Cystic Fibrosis (CF) is a genetic disease that affects the lungs and digestive system, making it hard to breathe and absorb nutrients. For decades, life expectancy was short (late twenties/early thirties). Growing up with CF, I spent countless hours on treatments and was in and out of the hospital regularly. Physical fitness helped stabilize my health in my teens, but by my mid-20s, my lung function was steadily declining — despite doing everything right.
 

Then came Trikafta in 2018 — a breakthrough therapy that changed my life. My lung function, weight, and overall quality of life began to improve in ways I hadn’t thought possible. That breakthrough didn’t happen by chance. It was made possible in large part by the Cystic Fibrosis Foundation (CFF), whose early funding and vision helped launch Vertex Pharmaceuticals’ CF program, ultimately leading to the development of modulator therapies like Trikafta.
 

I believe that with this gift of better health comes a personal responsibility — to give back and join in the fight to drive the next wave of progress. There are still many people with CF who have genetic mutations that don’t respond to current therapies, many who cannot afford treatment, and many more depending on future innovations to save their lives.
 

Years ago, I decided to try and make a difference by channeling the one thing that helped stabilize my health when I was younger — physical fitness.
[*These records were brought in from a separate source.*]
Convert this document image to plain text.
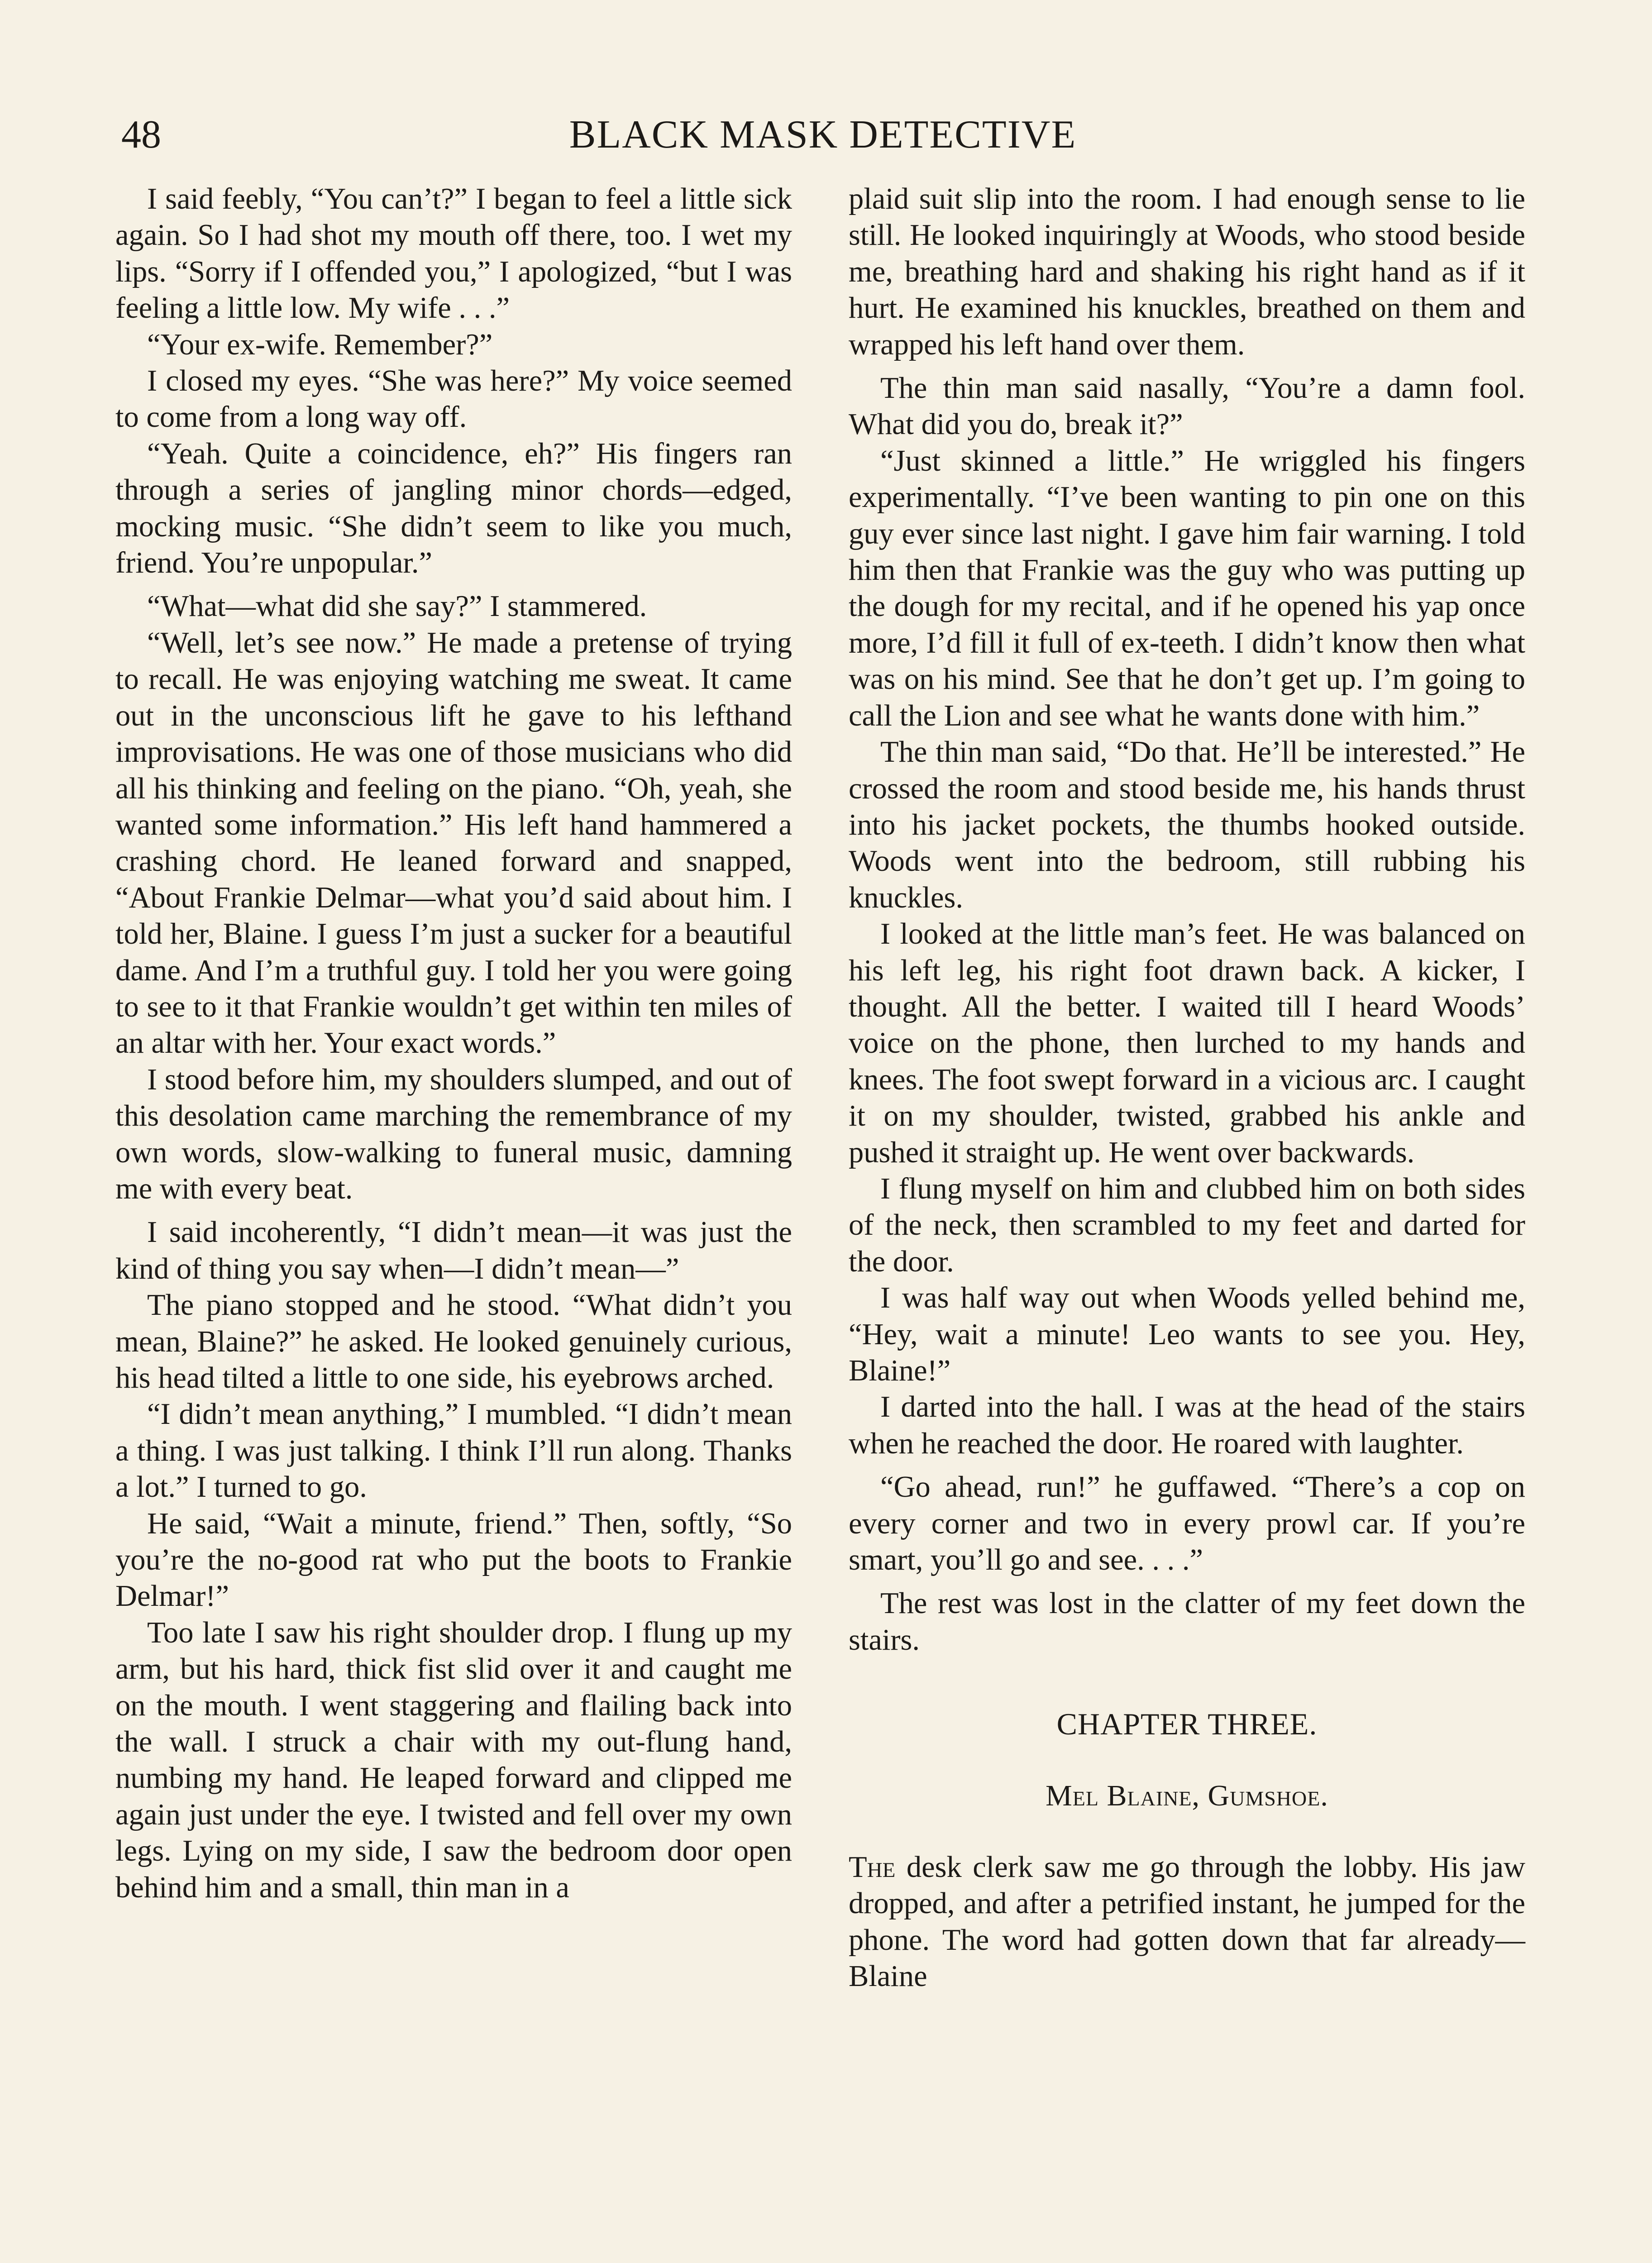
48	BLACK MASK DETECTIVE

I said feebly, “You can’t?” I began to feel a little sick again. So I had shot my mouth off there, too. I wet my lips. “Sorry if I offended you,” I apologized, “but I was feeling a little low. My wife . . .”

“Your ex-wife. Remember?”

I closed my eyes. “She was here?” My voice seemed to come from a long way off.

“Yeah. Quite a coincidence, eh?” His fingers ran through a series of jangling minor chords—edged, mocking music. “She didn’t seem to like you much, friend. You’re unpopular.”

“What—what did she say?” I stammered.

“Well, let’s see now.” He made a pretense of trying to recall. He was enjoying watching me sweat. It came out in the unconscious lift he gave to his lefthand improvisations. He was one of those musicians who did all his thinking and feeling on the piano. “Oh, yeah, she wanted some information.” His left hand hammered a crashing chord. He leaned forward and snapped, “About Frankie Delmar—what you’d said about him. I told her, Blaine. I guess I’m just a sucker for a beautiful dame. And I’m a truthful guy. I told her you were going to see to it that Frankie wouldn’t get within ten miles of an altar with her. Your exact words.”

I stood before him, my shoulders slumped, and out of this desolation came marching the remembrance of my own words, slow-walking to funeral music, damning me with every beat.

I said incoherently, “I didn’t mean—it was just the kind of thing you say when—I didn’t mean—”

The piano stopped and he stood. “What didn’t you mean, Blaine?” he asked. He looked genuinely curious, his head tilted a little to one side, his eyebrows arched.

“I didn’t mean anything,” I mumbled. “I didn’t mean a thing. I was just talking. I think I’ll run along. Thanks a lot.” I turned to go.

He said, “Wait a minute, friend.” Then, softly, “So you’re the no-good rat who put the boots to Frankie Delmar!”

Too late I saw his right shoulder drop. I flung up my arm, but his hard, thick fist slid over it and caught me on the mouth. I went staggering and flailing back into the wall. I struck a chair with my out-flung hand, numbing my hand. He leaped forward and clipped me again just under the eye. I twisted and fell over my own legs. Lying on my side, I saw the bedroom door open behind him and a small, thin man in a

plaid suit slip into the room. I had enough sense to lie still. He looked inquiringly at Woods, who stood beside me, breathing hard and shaking his right hand as if it hurt. He examined his knuckles, breathed on them and wrapped his left hand over them.

The thin man said nasally, “You’re a damn fool. What did you do, break it?”

“Just skinned a little.” He wriggled his fingers experimentally. “I’ve been wanting to pin one on this guy ever since last night. I gave him fair warning. I told him then that Frankie was the guy who was putting up the dough for my recital, and if he opened his yap once more, I’d fill it full of ex-teeth. I didn’t know then what was on his mind. See that he don’t get up. I’m going to call the Lion and see what he wants done with him.”

The thin man said, “Do that. He’ll be interested.” He crossed the room and stood beside me, his hands thrust into his jacket pockets, the thumbs hooked outside. Woods went into the bedroom, still rubbing his knuckles.

I looked at the little man’s feet. He was balanced on his left leg, his right foot drawn back. A kicker, I thought. All the better. I waited till I heard Woods’ voice on the phone, then lurched to my hands and knees. The foot swept forward in a vicious arc. I caught it on my shoulder, twisted, grabbed his ankle and pushed it straight up. He went over backwards.

I flung myself on him and clubbed him on both sides of the neck, then scrambled to my feet and darted for the door.

I was half way out when Woods yelled behind me, “Hey, wait a minute! Leo wants to see you. Hey, Blaine!”

I darted into the hall. I was at the head of the stairs when he reached the door. He roared with laughter.

“Go ahead, run!” he guffawed. “There’s a cop on every corner and two in every prowl car. If you’re smart, you’ll go and see. . . .”

The rest was lost in the clatter of my feet down the stairs.

CHAPTER THREE.

Mel Blaine, Gumshoe.

The desk clerk saw me go through the lobby. His jaw dropped, and after a petrified instant, he jumped for the phone. The word had gotten down that far already—Blaine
After running the NYC Half in 2023 and the full NYC Marathon in 2024 for the Boomer Esiason Foundation, I’m now proud to run the 2025 Berlin Marathon for the Cystic Fibrosis Foundation’s Breathe Team — to give back for the role they’ve played in my life and support our shared mission to find a cure.
 

Your support fuels the science that changes lives — mine included.
Thank you for being part of this journey with me.